The notes appear to be written in deliberately vague terms, with Manafort and his longtime employee, Konstantin Kilimnik, never explicitly mentioning Deripaska by name. But investigators believe that key passages refer to Deripaska, who is referenced in some places by his initials, “OVD,” according to people familiar with the emails. One email uses “black caviar,” a Russian delicacy, in what investigators believe is a veiled reference to payments Manafort hoped to receive from former clients.
In one April exchange days after Trump named Manafort as a campaign strategist, Manafort referred to his positive press and growing reputation and asked, “How do we use to get whole?”
Manafort spokesman Jason Maloni said Wednesday that the email exchanges reflected an “innocuous” effort to collect past debts. “It’s no secret Mr. Manafort was owed money by past clients,” Maloni said.

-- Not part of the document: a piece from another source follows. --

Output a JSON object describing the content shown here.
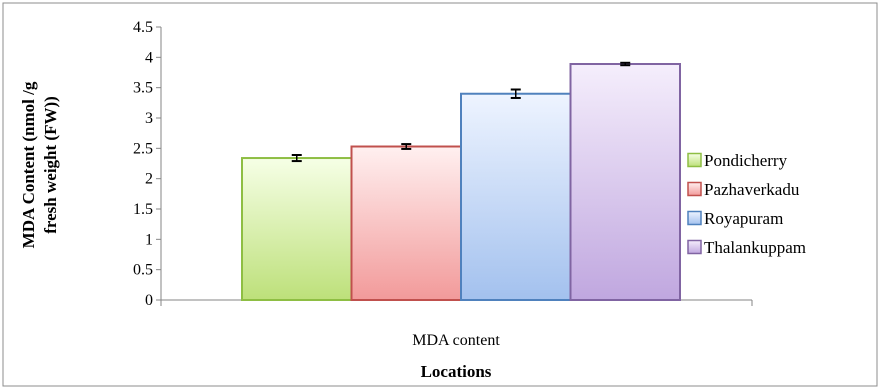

Maloni said that no briefings with Deripaska ever took place but that, in his email, Manafort was offering what would have been a “routine” briefing on the state of the campaign.
Vera Kurochkina, a spokeswoman for Rusal, the company led by Deripaska, on Wednesday derided inquiries from The Post that she said “veer into manufactured questions so grossly false and insinuating that I am concerned even responding to these fake connotations provides them the patina of reality.”
Collectively, the thousands of emails present a complex picture. For example, an email exchange from May shows Manafort rejecting a proposal from an unpaid campaign adviser that Trump travel abroad to meet with top Russian leaders. “We need someone to communicate that DT is not doing these trips,” Manafort wrote, according to an email read to The Post.
The email exchanges with Kilimnik add to an already perilous legal situation for Manafort, whose real estate dealings and overseas bank accounts are of intense interest for Mueller and congressional investigators as part of their examination of Russia’s 2016 efforts. People close to Manafort believe Mueller’s goal is to force the former campaign chairman to flip on his former Trump associates and provide information.
In August, Mueller’s office executed a search warrant during an early morning raid of Manafort’s Alexandria, Va., condominium, an unusually aggressive step in a white-collar criminal matter.
Mueller has also summoned Maloni, the Manafort spokesman, and Manafort’s former lawyer to answer questions in front of a grand jury. Last month, Mueller’s team told Manafort and his attorneys that they believed they could pursue criminal charges against him and urged him to cooperate in the probe by providing information about other members of the campaign. The New York Times reported this week that prosecutors had threatened Manafort with indictment.
The emails now under review by investigators and described to The Post could provide prosecutors with additional leverage.